"Sunrise/Sunset"

in 6th Dubai International Film Festival

by György Báron

Goethe wrote somewhere that nothing is worth more than one day. The former pharmacist, Saudi-based editor-critic, Mohammad Aldhahri’s debut film tells one day of a young boy from dawn to dusk. The 28 minutes short is framed between two takes: in the beginning we’re watching sunrise through the window of the schoolboy’s bedroom. The closing shot shows the sunset of the same day through the cage-shaped window of the local prison of the Saudi religious police. In the morning the boy lives the ordinary life of a secondary school pupil: he’s bored during classes, playing with his classmates in the breaks and looking happy. In the afternoon he’s selling small goods to the drivers stopping at the traffic light of a crossing under the depressing shadow of concrete blocks of houses, at the foot of a highway-bridge. And at one point he sells his body to a young man who wears traditional white Arabic dress. It is obviously not their first encounter; the man is probably his regular client. When the religious police appear the man escapes and the boy – the victim – is taken to prison and beaten up there to teach him to obey the right behaviour.

Aldhahri tells this shocking story in a neutral tone, with long-shots, in a minimalistic style. In this cool, behaviouristic way of story-telling you cannot get closer to the events, you’re staying at a far distance, like an innocent pass-byer or a curious voyeur. The young filmmaker’s minuscule, worked out and balanced style is clear and puritan. There’s a strong tension between the refrained tone of the narration and the brutal events he’s talking about. Aldhahri’s brilliant film-novelette is set in the Arabic world, somewhere in Saudi-Arabia, his protagonists are all wearing long white Burnus, but this is not an Arabic story.

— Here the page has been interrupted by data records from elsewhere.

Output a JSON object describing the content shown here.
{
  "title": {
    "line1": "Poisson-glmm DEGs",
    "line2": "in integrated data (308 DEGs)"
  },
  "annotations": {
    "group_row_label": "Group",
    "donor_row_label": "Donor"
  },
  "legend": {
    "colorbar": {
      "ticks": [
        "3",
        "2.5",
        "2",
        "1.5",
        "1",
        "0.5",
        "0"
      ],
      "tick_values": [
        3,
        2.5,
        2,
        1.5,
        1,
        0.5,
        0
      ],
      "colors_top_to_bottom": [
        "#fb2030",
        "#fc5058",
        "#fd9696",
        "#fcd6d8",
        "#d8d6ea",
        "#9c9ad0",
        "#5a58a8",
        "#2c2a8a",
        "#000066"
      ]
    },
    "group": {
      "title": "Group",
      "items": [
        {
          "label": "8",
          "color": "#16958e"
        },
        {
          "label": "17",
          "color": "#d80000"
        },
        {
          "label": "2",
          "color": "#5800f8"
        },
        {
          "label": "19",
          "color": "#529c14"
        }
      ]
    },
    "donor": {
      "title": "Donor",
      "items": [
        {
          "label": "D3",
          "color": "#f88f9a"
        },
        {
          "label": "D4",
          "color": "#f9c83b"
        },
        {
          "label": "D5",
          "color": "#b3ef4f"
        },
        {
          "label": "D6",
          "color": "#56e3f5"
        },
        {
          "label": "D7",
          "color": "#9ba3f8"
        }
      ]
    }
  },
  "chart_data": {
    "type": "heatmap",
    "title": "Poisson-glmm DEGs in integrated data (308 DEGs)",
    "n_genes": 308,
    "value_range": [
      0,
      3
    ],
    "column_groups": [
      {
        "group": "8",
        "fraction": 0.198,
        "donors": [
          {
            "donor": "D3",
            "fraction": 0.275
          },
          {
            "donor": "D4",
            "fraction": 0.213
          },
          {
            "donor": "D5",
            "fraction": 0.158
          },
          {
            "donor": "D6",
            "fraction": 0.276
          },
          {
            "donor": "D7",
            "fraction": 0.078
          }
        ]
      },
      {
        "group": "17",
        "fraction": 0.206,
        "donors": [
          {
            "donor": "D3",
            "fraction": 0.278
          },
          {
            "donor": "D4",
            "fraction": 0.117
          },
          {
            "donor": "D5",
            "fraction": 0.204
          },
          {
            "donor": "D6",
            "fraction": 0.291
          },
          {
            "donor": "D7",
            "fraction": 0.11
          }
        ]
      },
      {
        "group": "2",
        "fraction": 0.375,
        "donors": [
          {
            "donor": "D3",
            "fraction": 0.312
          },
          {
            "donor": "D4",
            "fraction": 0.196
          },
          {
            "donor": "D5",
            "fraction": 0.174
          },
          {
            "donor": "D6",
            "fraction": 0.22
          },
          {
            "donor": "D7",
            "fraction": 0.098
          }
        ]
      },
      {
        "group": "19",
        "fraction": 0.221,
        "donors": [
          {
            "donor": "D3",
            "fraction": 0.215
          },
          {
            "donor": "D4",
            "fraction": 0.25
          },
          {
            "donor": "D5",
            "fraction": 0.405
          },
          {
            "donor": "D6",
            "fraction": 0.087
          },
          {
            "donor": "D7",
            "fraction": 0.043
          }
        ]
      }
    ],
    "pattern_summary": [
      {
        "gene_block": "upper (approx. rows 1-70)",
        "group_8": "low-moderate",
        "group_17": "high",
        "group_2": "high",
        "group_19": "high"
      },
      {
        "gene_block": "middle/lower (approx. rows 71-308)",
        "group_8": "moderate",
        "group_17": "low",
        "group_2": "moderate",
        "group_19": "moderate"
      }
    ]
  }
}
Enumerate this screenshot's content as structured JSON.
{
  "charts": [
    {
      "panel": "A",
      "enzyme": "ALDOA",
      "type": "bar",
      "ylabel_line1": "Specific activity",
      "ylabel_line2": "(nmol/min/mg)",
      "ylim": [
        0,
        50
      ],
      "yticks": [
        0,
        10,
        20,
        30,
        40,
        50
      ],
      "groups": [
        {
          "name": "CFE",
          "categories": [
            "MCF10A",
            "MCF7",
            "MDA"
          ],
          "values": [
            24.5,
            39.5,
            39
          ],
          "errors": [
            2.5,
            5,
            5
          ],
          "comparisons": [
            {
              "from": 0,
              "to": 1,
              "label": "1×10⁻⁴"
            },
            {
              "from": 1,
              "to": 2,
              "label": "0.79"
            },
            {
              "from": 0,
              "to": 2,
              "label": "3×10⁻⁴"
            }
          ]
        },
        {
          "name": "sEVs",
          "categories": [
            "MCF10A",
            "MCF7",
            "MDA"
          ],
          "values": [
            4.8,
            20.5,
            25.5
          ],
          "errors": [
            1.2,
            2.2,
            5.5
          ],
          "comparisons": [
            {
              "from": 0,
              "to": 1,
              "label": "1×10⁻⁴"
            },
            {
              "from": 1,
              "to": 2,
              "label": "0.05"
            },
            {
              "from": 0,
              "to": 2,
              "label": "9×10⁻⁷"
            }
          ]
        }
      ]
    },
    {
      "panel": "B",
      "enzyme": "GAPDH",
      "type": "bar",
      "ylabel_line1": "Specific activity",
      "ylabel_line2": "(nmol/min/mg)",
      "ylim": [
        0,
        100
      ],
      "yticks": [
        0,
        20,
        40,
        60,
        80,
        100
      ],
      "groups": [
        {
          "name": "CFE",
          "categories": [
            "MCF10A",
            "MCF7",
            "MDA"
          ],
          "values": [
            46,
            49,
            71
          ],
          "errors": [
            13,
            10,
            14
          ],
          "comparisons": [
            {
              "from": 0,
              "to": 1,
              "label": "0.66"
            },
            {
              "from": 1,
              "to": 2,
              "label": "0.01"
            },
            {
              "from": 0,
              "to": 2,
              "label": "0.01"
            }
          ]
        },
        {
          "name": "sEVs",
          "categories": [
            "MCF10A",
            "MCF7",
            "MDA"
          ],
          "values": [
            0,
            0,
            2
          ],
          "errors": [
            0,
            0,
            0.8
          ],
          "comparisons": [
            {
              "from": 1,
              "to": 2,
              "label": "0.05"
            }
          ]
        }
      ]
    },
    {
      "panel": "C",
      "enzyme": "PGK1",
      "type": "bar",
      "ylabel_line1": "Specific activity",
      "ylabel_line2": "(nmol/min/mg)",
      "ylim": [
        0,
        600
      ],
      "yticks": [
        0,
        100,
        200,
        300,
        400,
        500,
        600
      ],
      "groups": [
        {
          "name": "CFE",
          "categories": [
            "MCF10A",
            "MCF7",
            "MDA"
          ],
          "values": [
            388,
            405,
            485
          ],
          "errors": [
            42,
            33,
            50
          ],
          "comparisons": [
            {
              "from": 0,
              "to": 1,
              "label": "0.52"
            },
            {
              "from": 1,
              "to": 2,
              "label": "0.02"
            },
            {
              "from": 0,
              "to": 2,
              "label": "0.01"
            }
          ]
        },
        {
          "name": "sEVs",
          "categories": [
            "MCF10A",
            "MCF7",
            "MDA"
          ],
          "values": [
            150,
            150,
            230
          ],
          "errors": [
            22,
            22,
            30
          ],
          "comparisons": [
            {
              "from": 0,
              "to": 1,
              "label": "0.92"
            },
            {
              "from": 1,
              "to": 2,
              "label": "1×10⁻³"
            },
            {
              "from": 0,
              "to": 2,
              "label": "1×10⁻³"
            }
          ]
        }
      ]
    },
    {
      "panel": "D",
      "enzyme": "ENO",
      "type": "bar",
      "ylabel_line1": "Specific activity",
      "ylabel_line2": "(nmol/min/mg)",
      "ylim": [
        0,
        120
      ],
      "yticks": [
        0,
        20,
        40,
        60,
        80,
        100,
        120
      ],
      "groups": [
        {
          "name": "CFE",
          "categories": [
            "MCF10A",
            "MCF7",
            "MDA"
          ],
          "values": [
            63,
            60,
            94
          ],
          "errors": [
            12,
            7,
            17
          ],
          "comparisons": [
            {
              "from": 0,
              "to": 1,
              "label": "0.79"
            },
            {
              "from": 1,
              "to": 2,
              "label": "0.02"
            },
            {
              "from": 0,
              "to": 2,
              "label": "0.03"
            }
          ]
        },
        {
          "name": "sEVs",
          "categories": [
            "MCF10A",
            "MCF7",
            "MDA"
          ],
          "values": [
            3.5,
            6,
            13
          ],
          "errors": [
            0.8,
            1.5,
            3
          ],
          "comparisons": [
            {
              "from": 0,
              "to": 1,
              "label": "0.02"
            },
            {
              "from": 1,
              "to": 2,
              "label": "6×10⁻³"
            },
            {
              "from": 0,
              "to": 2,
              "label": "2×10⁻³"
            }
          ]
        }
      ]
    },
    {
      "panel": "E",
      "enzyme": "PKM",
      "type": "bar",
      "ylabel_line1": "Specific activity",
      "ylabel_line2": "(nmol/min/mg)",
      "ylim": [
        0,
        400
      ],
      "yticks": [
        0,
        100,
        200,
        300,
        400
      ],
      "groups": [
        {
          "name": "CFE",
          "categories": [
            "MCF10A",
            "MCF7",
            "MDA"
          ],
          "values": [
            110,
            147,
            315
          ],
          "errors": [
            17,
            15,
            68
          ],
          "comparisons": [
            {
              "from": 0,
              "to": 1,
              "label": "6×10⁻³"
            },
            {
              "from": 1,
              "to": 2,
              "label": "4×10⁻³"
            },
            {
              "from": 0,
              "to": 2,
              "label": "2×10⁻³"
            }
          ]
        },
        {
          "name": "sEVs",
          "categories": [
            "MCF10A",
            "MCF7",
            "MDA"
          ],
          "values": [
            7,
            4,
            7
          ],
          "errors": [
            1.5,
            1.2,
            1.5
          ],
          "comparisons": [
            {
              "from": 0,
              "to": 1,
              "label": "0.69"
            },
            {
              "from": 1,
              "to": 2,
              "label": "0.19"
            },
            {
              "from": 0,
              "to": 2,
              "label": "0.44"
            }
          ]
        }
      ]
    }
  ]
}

The two main topics of Sunrise/Sunset are universal. One is the paedophilia, the other is the hypocrisies. Aldhahari’s camera is not focused on the crime itself but on the outer world in which these crimes could happen. Everything’s going on very smoothly as something natural and evident. The boy himself is also very impassive, accepting the rules of the adults. The filmmaker is on the side of the weak and victims in the cruel world of the strong and winners. He’s on the side of the kid (excellently played by the young Yosef Quatarmez), who is – as the catalogue of the festival states with a slight understatement – “in trouble” between sunrise and sunset.